From New York to Chicago to Milwaukee, big cities are seeking emergency gun control measures as they battle a dramatic rise in violent crimes, many involving random killings of innocent victims."It doesn't matter where you are or what you're doing, the lives of people in the inner city . . . are at stake," said anti-crime activist Ruth Varnado, whose Reclaiming the Streets movement has won praise from President Bush.

Milwaukee, a city of 600,000, has seen its murder rate jump by more than half to 18.7 per 100,000 residents between 1988 and 1989. That translated into a record 116 homicides in 1989. Already this year, 115 killings have been recorded. A decade ago, there were fewer than 100 homicides in all of Wisconsin.

Of even greater concern is the randomness of three killings in Milwaukee this month.

Nine-year-old Shereker Wilkins, whose family recently fled a Chicago housing project, was lying on her mother's bed Saturday night after celebrating her birthday when a stray bullet pierced the bedroom wall and struck her in the head. She died 10 hours later. Her mother couldn't afford the funeral.

"I wanted to get away from the drug dealers, gangs, shootings, the projects and make a new start for my kids," said Ruby Wilkins. "I thought I had moved somewhere where I would be safe."

A week earlier, a 17-year-old was accused of randomly selecting and executing Charles Davis, 19, to prove in a street gang initiation rite that he knew how to kill. Davis, a high school dropout, had recently earned a degree from Milwaukee Area Technical College and got a job at a lawn mower factory.

In the same neighborhood, Tammy Reilly, 17, was killed Saturday by an errant blast from a sawed-off shotgun as she listened to music in a relative's apartment.

"It's going to take a long time for this community to ever heal. They're are just too many scars," said Queen Hyler, founder of Stop the Violence, a citizen group. "I'm not going to sit here and watch them bury another 9-year-old without shaking this city up."

Hyler isn't alone in her efforts. City and county officials this week began drawing up emergency measures to enforce gun registration.

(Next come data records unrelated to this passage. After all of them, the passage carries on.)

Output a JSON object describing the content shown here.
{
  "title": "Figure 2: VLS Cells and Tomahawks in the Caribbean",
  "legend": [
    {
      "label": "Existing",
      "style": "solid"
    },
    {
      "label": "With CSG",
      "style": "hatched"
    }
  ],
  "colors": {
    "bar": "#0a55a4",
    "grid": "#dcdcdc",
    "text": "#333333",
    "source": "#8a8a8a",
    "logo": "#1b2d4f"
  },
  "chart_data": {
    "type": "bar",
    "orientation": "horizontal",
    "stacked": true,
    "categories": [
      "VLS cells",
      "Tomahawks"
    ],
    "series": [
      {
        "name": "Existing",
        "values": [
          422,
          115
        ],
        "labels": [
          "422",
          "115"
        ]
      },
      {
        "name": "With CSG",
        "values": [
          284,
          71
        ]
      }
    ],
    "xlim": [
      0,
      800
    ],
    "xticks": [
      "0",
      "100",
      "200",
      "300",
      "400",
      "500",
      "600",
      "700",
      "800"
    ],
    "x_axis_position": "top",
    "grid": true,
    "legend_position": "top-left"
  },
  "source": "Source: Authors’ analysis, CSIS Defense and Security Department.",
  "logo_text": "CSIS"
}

In Chicago, 628 slayings have been recorded so far this year, 111 more than all of last year. The City Council this week began emergency hearings to seek new ways to control drugs and gangs.

In New York City, 16 children have been shot since July 22 and six have died, police said. Mayor David Dinkins has also issued calls for tighter gun controls.

In Milwaukee, Police Chief Philip Arreola refused interviews this week and instructed his officers not to discuss the spate of killings.

Community activists blame the rising crime rate on double-digit unemployment and inadequate funding for schools, drug rehabilitation and counseling for gang members.